My warm, lively friend Guilie—who I first “met” on Practice
group at IWW where all good things happen-- well, Guilie tagged me on her
blog.
These are questions re my writing process, and I’m being as
honest as I can. To begin with, the word
“process” makes me squirm…I don’t think I have a process per se. Writing for me
is like whittling away at the words, revision after revision, a chip there,
a bit of sandpapering there…
What are you working
on?
Two things, actually.
Or maybe three. I put writing in two boxes—translation and “own”
Box One currently has the longer term stuff, the translation
of an important memoir, a tome in two parts, where I’ve finished the rough,
handwritten word by word draft of HALF the book. I need to finish this as
quickly as I can, but typing it out, making changes as I go along, is going to
take what it takes. Meticulous, laborious WORK—but it chronicles an important
decade in my country’s history AND I quite enjoy the challenge of a personal
narrative as versus the fiction I’ve translated before. Plus this is a paid
assignment, and cash appeals to the Gujarati in me. I also need to revisit
Bharat Trivedi’s verse and translate the ones left out from the book—Since
that’s the only way we can reach poetry journals.
Box Two, labeled OWN, has three things primarily. One is the
PRACTICE group stubs. This is something
I MUST do, maybe two times a year I allow myself a pass. Most of these are
“inspired” from the newspaper. The second is working and reworking (after
rejections) longer stories built from these practice stubs. The third, which I
should do more of, is writing poems and CNF.
As you can guess, I’m
perpetually trying to balance out Box ONE and Box TWO. That I write Indian English, that I write
sentence fragments and have the attention span of a frisky sparrow, doesn’t
really help.
How does your work
differ from others of its genre?
Box One: Not too many people work on translations from
Gujarati. For translations I prefer to work on one author, one poet … instead
of flitting about from one masterpiece to another. This gives me a certain
comfort with style and nuances, a sixth sense of sorts that lets me go beyond
the printed word.
Box Two is mostly newspaper-inspired and Mumbai-inspired.
Not sure how it is too different, other than the form—mine are short stories,
even the murders are crisp and elegant.
Why do I write what I
do?
Box One: Because I can. Also because the next generation
cannot or will not read Gujarati, perhaps this is the only way to preserve our
heritage. Most of this work has been
gratis—only now bits of it are paying off.

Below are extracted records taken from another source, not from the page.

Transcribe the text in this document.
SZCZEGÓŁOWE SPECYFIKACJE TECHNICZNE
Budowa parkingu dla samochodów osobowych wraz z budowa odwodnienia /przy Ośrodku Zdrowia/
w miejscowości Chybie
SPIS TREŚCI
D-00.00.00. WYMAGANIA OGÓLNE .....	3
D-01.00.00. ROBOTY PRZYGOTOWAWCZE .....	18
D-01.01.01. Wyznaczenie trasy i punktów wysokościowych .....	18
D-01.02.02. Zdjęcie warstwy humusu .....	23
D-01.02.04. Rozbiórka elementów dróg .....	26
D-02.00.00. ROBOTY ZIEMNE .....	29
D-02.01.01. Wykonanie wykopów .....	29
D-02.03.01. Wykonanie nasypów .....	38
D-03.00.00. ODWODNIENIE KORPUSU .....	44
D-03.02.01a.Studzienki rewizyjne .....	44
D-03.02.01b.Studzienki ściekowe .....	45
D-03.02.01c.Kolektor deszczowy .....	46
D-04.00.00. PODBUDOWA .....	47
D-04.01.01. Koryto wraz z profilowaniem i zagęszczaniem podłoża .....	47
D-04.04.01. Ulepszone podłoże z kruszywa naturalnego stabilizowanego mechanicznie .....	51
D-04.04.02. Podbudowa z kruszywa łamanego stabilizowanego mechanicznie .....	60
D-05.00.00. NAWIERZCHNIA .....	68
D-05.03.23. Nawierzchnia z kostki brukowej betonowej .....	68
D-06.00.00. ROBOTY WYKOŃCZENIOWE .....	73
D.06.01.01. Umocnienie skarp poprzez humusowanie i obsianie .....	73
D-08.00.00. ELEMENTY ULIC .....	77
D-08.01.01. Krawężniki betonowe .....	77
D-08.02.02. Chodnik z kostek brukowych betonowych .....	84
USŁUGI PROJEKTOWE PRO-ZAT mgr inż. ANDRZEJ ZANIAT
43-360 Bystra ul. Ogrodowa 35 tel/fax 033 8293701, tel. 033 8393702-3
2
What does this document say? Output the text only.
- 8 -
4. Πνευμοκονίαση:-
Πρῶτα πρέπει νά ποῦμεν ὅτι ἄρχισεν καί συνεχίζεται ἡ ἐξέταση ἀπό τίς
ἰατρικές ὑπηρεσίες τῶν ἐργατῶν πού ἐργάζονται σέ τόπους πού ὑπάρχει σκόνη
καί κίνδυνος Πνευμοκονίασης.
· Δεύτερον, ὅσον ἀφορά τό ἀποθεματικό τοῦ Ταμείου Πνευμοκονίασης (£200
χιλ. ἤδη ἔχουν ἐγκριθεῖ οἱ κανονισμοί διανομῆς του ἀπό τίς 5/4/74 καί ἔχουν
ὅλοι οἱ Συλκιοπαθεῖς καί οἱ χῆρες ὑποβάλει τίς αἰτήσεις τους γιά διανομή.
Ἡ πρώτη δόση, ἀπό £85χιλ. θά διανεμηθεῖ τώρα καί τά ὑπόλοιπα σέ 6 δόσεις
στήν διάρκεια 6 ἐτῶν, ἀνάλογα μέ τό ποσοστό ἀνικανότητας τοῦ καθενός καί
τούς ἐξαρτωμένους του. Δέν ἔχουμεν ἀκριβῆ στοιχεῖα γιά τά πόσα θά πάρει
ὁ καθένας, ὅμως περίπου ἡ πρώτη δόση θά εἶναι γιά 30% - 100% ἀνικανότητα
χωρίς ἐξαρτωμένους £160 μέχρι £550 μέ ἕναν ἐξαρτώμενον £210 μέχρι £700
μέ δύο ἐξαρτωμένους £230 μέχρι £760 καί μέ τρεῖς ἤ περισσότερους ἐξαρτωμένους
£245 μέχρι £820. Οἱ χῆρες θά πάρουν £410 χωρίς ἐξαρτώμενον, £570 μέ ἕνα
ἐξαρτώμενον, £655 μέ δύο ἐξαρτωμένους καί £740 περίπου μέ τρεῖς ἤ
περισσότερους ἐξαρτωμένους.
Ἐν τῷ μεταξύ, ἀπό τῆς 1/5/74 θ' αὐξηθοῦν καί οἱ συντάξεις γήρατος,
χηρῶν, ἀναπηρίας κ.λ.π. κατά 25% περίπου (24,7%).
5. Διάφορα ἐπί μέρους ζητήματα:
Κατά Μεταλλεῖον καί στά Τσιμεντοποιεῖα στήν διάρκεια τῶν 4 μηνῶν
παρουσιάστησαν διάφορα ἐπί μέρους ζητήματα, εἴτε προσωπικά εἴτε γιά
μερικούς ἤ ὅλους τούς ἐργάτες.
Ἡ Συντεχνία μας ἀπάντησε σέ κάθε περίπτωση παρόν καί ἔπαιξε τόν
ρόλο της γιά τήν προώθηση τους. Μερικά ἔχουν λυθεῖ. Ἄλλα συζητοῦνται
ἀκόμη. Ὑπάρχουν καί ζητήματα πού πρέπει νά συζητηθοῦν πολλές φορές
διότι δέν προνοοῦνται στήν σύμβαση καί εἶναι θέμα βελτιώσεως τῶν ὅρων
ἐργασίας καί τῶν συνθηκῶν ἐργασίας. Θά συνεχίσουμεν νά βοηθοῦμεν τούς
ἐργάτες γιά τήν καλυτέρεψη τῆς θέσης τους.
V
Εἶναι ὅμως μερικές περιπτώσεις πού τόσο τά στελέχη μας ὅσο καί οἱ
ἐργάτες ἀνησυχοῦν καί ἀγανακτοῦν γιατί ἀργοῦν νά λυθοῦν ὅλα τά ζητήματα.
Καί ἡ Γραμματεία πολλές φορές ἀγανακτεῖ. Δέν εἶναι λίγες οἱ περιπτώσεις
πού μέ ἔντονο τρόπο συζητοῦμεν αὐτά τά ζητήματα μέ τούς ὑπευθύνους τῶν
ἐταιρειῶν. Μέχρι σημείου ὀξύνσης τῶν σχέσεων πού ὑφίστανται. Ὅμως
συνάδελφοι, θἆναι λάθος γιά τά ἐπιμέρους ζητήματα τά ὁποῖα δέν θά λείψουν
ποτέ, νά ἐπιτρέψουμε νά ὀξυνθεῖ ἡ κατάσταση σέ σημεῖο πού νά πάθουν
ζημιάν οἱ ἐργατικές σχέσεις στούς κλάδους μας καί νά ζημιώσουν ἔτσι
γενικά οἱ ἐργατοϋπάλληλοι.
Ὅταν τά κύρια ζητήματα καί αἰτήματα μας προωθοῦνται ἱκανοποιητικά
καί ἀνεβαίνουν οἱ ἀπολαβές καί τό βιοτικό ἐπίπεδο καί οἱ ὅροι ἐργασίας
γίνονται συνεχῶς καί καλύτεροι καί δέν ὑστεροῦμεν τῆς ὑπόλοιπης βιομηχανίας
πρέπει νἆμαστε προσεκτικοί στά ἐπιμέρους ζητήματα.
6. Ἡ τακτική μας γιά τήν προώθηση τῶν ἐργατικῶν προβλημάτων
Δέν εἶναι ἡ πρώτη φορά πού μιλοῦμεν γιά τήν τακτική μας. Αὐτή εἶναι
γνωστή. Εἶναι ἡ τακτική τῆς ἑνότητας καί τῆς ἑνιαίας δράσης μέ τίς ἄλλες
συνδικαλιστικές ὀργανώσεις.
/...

Box Two: I don’t know. Sometimes stories nag you, itch till
they’re out in B&W. Also, because as I invest time in BOX ONE, this tiny
voice prods me—so what did you do for YOU?
How does my writing
process work?
Box One: Translate by hand, word by word. Type out, changing, whittling as you go.
Print and revise. Incorporate Author comments and revise. For a book, send
final version to ALICE, get her comments, revise.
Box Two: Read newspapers, keep a radar scan watch for
anything that seems unusual. Cut pages that seem interesting. Save news from
online city papers. WRITE a PRACTICE stub with suitable story. Extend stub.
Polish, sub, rework, sub… endless cycle.